Выродком слонялся Роман по улицам, вызывая ненависть и жажду насилия со стороны всех видевших его с близкого расстояния. Он не терялся и отвечал им тем же. В кармане – нож, руки – сбитые, харя – дикая. Жрёт взглядом, клацая грязными обломками во рту – помесь свиньи с волком. В детстве – разбитая морда, подростком – разбитые морды, в армии – бил и был бит. Смеялся под: треск пробиваемой кирпичом головы случайного недруга, хряст вдавливаемой ботинком грудины, церковные напевы – забредал пьяным на заутреню.
Иного посола был Дима – трусоватый потомок древних еврейских родов, Бог весть каким образом вросших в здешние почвы. Постоянно – отец: в молодости предводительствовал, был непобедим, сказы о дивных побоищах улица на улицу – «Веслом изнурял “спортивных”, так-то, а те чуть не тройками сразу стелились под ним, ну а что – длинное, за раз трое – вполне. Вот так держал!(показывает сжатый кулак)». А на деле – хилый мужичонка со втянутой головой и вечной оглядкой по сторонам.

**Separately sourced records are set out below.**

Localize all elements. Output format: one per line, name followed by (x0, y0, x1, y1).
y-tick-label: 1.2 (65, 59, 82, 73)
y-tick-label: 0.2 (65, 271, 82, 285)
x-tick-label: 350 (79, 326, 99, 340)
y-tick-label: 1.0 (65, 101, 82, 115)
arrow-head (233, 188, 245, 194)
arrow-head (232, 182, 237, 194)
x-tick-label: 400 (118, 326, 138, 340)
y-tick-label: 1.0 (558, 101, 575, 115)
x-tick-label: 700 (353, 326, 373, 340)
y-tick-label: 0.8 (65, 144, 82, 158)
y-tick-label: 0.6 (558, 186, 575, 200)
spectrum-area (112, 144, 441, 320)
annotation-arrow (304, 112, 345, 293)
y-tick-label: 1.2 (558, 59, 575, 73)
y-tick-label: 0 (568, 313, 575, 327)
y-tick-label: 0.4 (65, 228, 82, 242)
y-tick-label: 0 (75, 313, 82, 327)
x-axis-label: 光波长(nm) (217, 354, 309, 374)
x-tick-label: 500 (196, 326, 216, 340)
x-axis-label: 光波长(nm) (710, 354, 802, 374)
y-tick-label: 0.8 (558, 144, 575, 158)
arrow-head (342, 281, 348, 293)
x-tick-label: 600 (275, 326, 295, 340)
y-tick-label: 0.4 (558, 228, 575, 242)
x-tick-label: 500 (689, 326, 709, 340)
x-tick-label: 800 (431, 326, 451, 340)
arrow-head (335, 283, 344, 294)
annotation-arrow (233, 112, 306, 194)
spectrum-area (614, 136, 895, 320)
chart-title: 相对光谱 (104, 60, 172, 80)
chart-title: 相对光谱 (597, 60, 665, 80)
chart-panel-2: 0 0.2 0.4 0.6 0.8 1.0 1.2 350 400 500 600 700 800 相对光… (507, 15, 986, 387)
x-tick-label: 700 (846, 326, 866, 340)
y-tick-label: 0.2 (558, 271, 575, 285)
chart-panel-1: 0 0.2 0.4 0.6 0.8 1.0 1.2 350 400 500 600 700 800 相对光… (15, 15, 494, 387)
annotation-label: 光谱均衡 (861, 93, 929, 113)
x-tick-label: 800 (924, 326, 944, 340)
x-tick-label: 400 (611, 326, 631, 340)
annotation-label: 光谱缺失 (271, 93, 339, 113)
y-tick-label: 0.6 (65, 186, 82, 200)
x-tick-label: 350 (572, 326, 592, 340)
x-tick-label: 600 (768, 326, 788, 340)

Любил раскрашивать свою жизнь в несуществующие тона: я на море(ни разу не был – факт), блондиночка такая в «Риме» ресницами шлёп-шлёп(там мать – барменшей: не было), на мотоцикле в озеро с Саньком(Санёк разбился за день до того).
И внешность – отпечаток далеких мучений бродивших по пустыне сорок лет монотеистов: глаза – цвет грязных стоп бедняги-иудея; исстрадавшийся, безвольный нос – поникший фаллос жертвенного овна; череп – вмятиной, от удара свалившихся на голову скрижалей завета, прогибался внутрь ближе к темени. Ходил всё время сгорбленным, немного боком, рот – полон семечек и пальцы – чёрные от них, сгибались, казалось, через силу, с натугой, с каким-то скрипом.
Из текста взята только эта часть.